Wednesday 2 January 2013

Argh! Algebra!

Every year, with every class, in every school, it's there on the scheme of work: Into to Algebra. A lesson of review or true introduction, depending on the class, and how much they've forgotten from last year. There's rarely any guidance or ideas provided for this lesson, even though it's crucial to how the students perceive algebra. I haven't taught it the same way twice yet, but this is where I'm at so far.

We talk about how sometimes, either we don't know what a number is (how many pencils in this box), or the number can change (how many siblings someone has, will change depending on the person). This is when we use letters. We go straight from there into simplifying - one jar of sweets, plus another jar of sweets, is 2 jars of sweets. j + j = 2j

I haven't seen other teachers do this, but I think it's important to get straight into manipulating the letters, rather than using numbers straight away (substituting or solving), so the students get used to using the letters. We use the simplifying to explain the hidden multiplication signs in expressions like 2j, and then think about why we write 2n not  n2. I ask the students to tell me a thing that begins with n - the best so far is ninjas. If, I ask, Sophie and Charlie suddenly revealed that they were ninjas, what would we say? We'd say 'Look, there's....' I repeat this short pantomime until the whole class are shouting at me 'Look, there's 2 ninjas!' Would we say 'Look, there's ninjas 2!'? Clearly not!

That's enough abstract algebra for most 11-13 year olds to handle, so back to the numbers. Everyone pick their favourite number. Yes, go on, do it! You can call that number by the first letter of your name. Alex's favourite number is 7, so he's going to use A for 7. Then, using their favourite numbers, the students have to make a list of numbers that I give them, writing the rules using the letter. So if Alex was making 20, he could write A + 13. Students like to feel clever, so soon they start coming up with more complicated ways, as I encourage them to write multiple methods for the same answer. 2A + 6, for example, using their simplifying knowledge. It's a good lesson in equivalence too.

We review this exercise by asking people for what they wrote, and I write one 'answer' next to every target number on the board. For 20, I might write Alex's answer: 2A + 6. Then we try to guess Alex's number.

The great thing about this lesson is that, after some explanation of simplifying, the kids can figure everything else out by themselves. I go slowly on the simplifying, taking maybe half an hour, so that everyone can follow. Then they're off! They can make the problems as complicated as they like. I'd like to make the simplifying half of the lesson less teacher-led, and mind-mapping might work for older students, but when they haven't seen algebra before, there needs to be some instruction. Possibly a card sort could replace some of it?

Tuesday 1 January 2013

Ankle-socks

Ankle-socks is 11 years old. She's small, blonde, pretty and popular. She's in middle set maths and doing well, but the rate at which she puts her hand up has dropped over the last term, from 4 or 5 times a lesson to hardly ever. It wasn't a total surprise when I got the email.

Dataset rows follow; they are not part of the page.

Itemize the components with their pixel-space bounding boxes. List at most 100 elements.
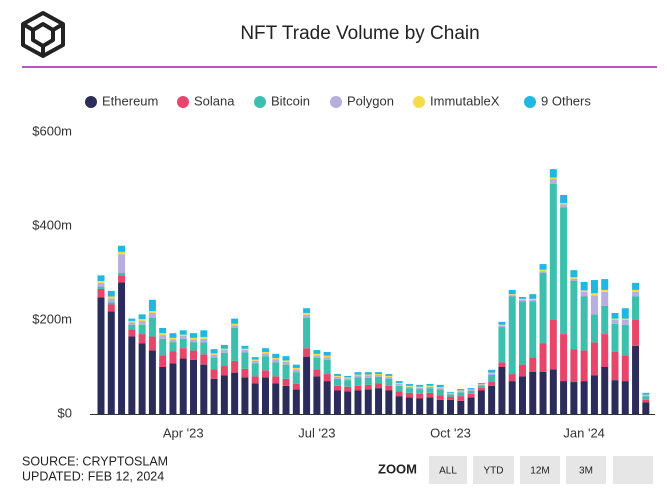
bar-segment — [375, 383, 383, 389]
bar-segment — [580, 281, 588, 291]
bar-segment — [549, 320, 557, 370]
bar-segment — [601, 279, 609, 290]
bar-segment — [529, 301, 537, 358]
bar-segment — [303, 312, 311, 315]
bar-segment — [447, 394, 455, 397]
bar-segment — [488, 374, 496, 383]
bar-segment — [282, 360, 290, 362]
bar-segment — [426, 383, 434, 386]
zoom-button-label[interactable]: 3M — [579, 466, 593, 477]
bar-segment — [231, 327, 239, 361]
bar-segment — [467, 390, 475, 394]
bar-segment — [159, 333, 167, 336]
legend-swatch — [254, 96, 266, 108]
bar-segment — [518, 301, 526, 365]
bar-segment — [416, 393, 424, 399]
bar-segment — [220, 344, 228, 349]
bar-segment — [220, 366, 228, 376]
bar-segment — [344, 377, 352, 379]
bar-segment — [128, 329, 136, 337]
bar-segment — [518, 299, 526, 302]
bar-segment — [601, 291, 609, 306]
bar-segment — [529, 371, 537, 414]
bar-segment — [539, 371, 547, 414]
bar-segment — [529, 294, 537, 299]
bar-segment — [303, 348, 311, 357]
bar-segment — [97, 282, 105, 287]
bar-segment — [118, 275, 126, 283]
bar-segment — [344, 375, 352, 378]
bar-segment — [570, 277, 578, 279]
bar-segment — [405, 385, 413, 387]
bar-segment — [498, 324, 506, 326]
bar-segment — [549, 169, 557, 178]
bar-segment — [292, 372, 300, 384]
bar-segment — [241, 377, 249, 414]
bar-segment — [508, 374, 516, 382]
bar-segment — [251, 360, 259, 364]
bar-segment — [405, 388, 413, 393]
bar-segment — [210, 378, 218, 414]
bar-segment — [611, 380, 619, 414]
bar-segment — [313, 350, 321, 354]
bar-segment — [210, 353, 218, 355]
bar-segment — [241, 348, 249, 351]
bar-segment — [560, 202, 568, 205]
bar-segment — [354, 385, 362, 391]
bar-segment — [190, 337, 198, 340]
logo — [21, 11, 65, 58]
bar-segment — [169, 333, 177, 338]
bar-segment — [395, 396, 403, 414]
zoom-button-label[interactable]: ALL — [439, 466, 457, 477]
bar-segment — [282, 361, 290, 365]
bar-segment — [601, 289, 609, 292]
legend-label: 9 Others — [541, 93, 591, 108]
zoom-button-label[interactable]: YTD — [484, 466, 504, 477]
legend-label: Ethereum — [102, 93, 158, 108]
bar-segment — [447, 396, 455, 400]
zoom-button[interactable] — [613, 456, 653, 484]
bar-segment — [621, 308, 629, 319]
bar-segment — [241, 345, 249, 349]
bar-segment — [179, 335, 187, 339]
bar-segment — [570, 280, 578, 350]
bar-segment — [426, 385, 434, 387]
bar-segment — [498, 367, 506, 414]
bar-segment — [179, 358, 187, 414]
bar-segment — [395, 391, 403, 397]
bar-segment — [375, 374, 383, 377]
y-tick-label: $200m — [32, 311, 72, 326]
bar-segment — [354, 377, 362, 386]
zoom-button[interactable] — [429, 456, 467, 484]
bar-segment — [375, 388, 383, 414]
bar-segment — [354, 375, 362, 378]
x-tick-label: Oct '23 — [430, 425, 471, 440]
bar-segment — [128, 322, 136, 325]
bar-segment — [395, 382, 403, 384]
zoom-button-label[interactable]: 12M — [530, 466, 549, 477]
bar-segment — [333, 374, 341, 376]
x-tick-label: Jul '23 — [298, 425, 335, 440]
bar-segment — [385, 378, 393, 386]
bar-segment — [632, 289, 640, 292]
bar-segment — [292, 389, 300, 414]
zoom-button[interactable] — [473, 456, 514, 484]
bar-segment — [621, 381, 629, 414]
bar-segment — [529, 357, 537, 372]
chart-title: NFT Trade Volume by Chain — [240, 23, 479, 44]
zoom-button[interactable] — [520, 456, 560, 484]
source: SOURCE: CRYPTOSLAM — [22, 454, 168, 468]
bar-segment — [416, 389, 424, 394]
bar-segment — [498, 325, 506, 328]
bar-segment — [354, 390, 362, 414]
legend-swatch — [330, 96, 342, 108]
bar-segment — [447, 391, 455, 393]
bar-segment — [118, 245, 126, 252]
zoom-button[interactable] — [566, 456, 606, 484]
bar-segment — [385, 374, 393, 376]
bar-segment — [251, 363, 259, 377]
bar-segment — [498, 362, 506, 367]
bar-segment — [107, 298, 115, 303]
bar-segment — [488, 372, 496, 374]
bar-segment — [190, 350, 198, 360]
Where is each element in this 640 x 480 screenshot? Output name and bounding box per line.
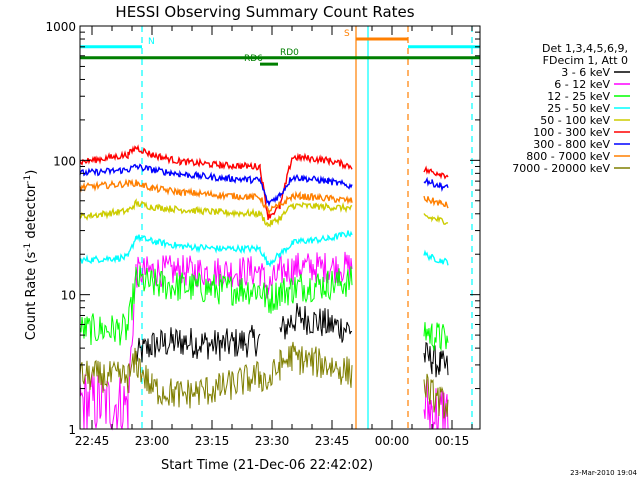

Ankle-socks is 'school-phobic'. Her form teacher and parents have noticed that, despite her academic and social success, she does not enjoy school. She seems happy enough in lessons, and I have watcher her at break times chatting with her friends, but when she gets home every night she bursts into tears, and when she gets up in the morning she is desperate not to go to school. She has panic attacks at the bus stop, and has almost completely stopped eating.

The lesson after I got the email, she was smiling and enthusiastic about the work, and chatted to her classmates. I noticed her drifting off sometimes, but that's not altogether unusual. If I hadn't seen her that morning in tears in the front office, with her parents and form teacher trying to persuade her into school, I would hardly have believed the email. What to do?